Idea for the contest and money for the prizes came from wealthy, white-mustached Herr Geheimrat Doktor Philipp Rosenthal, president and founder of Rosenthal China Corp. Largest of German potters, his various factories make every thing from fine porcelain dinner services to lighting fixtures, kitchen appliances, high tension insulators. German business men know that he is directly responsible for the revival in 1921 of the Leipsig Fair, great European trade exposition, which seemed doomed in the days of Germany's post-War depression. Potter Rosenthal, who makes most of his money from utilitarian crockery, is proudest of the delicate porcelain statuettes which his factories mould from designs by Germany's best known sculptors. Months ago Rosenthal managers pointed out a curious fact: the company has branch offices in Berlin, London, Paris, Munich, Vienna, Chicago, New York. U. S. Citizens hasten to buy Rosenthal figures in all the European branches, will not buy them in their own country. Potter Rosenthal admires the U. S. The Wanderjahr to which every well-to-do German youth feels entitled, Potter Rosenthal spent on the western plains in 1874 as "ein wirklicher Cowboy." Through the Art Alliance of America he offered in 1930 three prizes, $1,500, $750, $500 for small sculpture "typically American in theme," suitable for reproducing in Rosenthal china and by sculptors living in the U. S. First prize last week went to Atanas Katchamakoff for an amusing little Papoose and Squaw. Simple in detail, it will be inexpensive to cast.

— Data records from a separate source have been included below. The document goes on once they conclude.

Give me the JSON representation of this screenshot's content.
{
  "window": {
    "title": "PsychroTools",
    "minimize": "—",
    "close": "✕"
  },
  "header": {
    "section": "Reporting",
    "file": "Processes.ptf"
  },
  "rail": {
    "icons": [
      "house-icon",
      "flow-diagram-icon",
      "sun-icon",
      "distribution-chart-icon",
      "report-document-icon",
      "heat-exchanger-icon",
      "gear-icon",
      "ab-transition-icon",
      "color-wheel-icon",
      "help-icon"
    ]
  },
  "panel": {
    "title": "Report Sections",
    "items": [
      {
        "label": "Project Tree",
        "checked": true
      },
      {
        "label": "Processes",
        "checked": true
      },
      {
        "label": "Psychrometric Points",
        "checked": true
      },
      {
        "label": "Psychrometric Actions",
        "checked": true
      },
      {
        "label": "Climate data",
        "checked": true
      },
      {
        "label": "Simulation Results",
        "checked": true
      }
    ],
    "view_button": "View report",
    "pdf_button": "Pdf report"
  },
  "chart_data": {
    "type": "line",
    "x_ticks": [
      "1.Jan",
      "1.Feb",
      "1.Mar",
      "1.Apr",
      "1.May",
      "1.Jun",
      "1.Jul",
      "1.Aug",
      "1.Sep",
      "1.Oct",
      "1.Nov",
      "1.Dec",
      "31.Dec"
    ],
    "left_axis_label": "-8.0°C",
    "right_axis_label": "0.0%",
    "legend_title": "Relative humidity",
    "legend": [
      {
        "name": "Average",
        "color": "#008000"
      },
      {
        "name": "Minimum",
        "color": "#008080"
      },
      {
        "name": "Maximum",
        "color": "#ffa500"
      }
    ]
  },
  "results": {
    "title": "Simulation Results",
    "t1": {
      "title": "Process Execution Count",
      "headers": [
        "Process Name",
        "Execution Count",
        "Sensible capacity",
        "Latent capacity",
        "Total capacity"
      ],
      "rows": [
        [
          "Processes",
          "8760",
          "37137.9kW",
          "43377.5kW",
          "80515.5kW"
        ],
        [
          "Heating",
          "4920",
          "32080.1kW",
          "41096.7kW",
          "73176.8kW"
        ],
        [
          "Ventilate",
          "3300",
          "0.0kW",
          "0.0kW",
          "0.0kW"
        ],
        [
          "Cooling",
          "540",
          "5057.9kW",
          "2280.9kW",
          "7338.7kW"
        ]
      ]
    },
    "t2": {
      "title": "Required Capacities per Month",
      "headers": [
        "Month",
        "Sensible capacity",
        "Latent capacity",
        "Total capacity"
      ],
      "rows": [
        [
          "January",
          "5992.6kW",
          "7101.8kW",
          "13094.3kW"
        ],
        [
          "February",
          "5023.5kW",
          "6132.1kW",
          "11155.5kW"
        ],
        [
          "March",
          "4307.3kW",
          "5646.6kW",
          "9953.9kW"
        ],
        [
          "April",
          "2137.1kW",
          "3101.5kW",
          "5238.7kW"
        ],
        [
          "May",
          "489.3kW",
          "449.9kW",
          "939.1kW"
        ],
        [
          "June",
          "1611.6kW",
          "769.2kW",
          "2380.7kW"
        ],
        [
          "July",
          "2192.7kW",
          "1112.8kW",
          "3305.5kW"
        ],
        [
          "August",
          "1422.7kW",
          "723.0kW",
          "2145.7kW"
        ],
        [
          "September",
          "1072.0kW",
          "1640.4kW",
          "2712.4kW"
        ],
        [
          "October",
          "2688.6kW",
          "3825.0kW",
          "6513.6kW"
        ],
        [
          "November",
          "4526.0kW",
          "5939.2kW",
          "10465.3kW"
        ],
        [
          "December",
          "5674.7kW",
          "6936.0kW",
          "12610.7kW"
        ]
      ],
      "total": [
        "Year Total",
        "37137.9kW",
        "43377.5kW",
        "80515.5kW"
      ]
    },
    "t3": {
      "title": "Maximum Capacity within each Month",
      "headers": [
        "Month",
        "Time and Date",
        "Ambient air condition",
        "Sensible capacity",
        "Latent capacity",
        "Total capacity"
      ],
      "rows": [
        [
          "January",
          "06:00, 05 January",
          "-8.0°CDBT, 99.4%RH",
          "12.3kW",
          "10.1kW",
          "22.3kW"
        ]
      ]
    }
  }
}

Until January Sculptor Katchamakoff was a Bulgar. Born in Sofia 33 years ago, he practiced law just one year. A plausible talker, he successfully argued himself out of a libel suit for modelling and exhibiting a head of the Mayor of Sofia in his cups. Entering the National Art Academy, he was promptly disowned by his father. In 1922, 1924 he won sculpture prizes in Berlin, Venice, came to the U. S., got a job making models for Hollywood super-spectacles. Came the talkies and the end of such pageants, but Sculptor Katchamakoff was not disheartened. He moved to Palm Springs, desert oasis, rapidly growing as a health resort and Hollywood hideaway, there opened an art gallery, started an art school, earnestly advocated himself as Palm Springs' first mayor. Well aware of the value of publicity, Sculptor Katchamakoff flooded the U. S. press last week with photographs of his work, typed autobiographies in which he described himself as "a charming and cultured individual, an idealist, but also one of those rare beings who actually works to materialize their [sic] dreams."
*In May 1929 the present Duke of Portland attempted to sell the vase at public auction. Bids stopped at $147,000. His Grace's agents indignantly withdrew it from sale, returned it to the museum.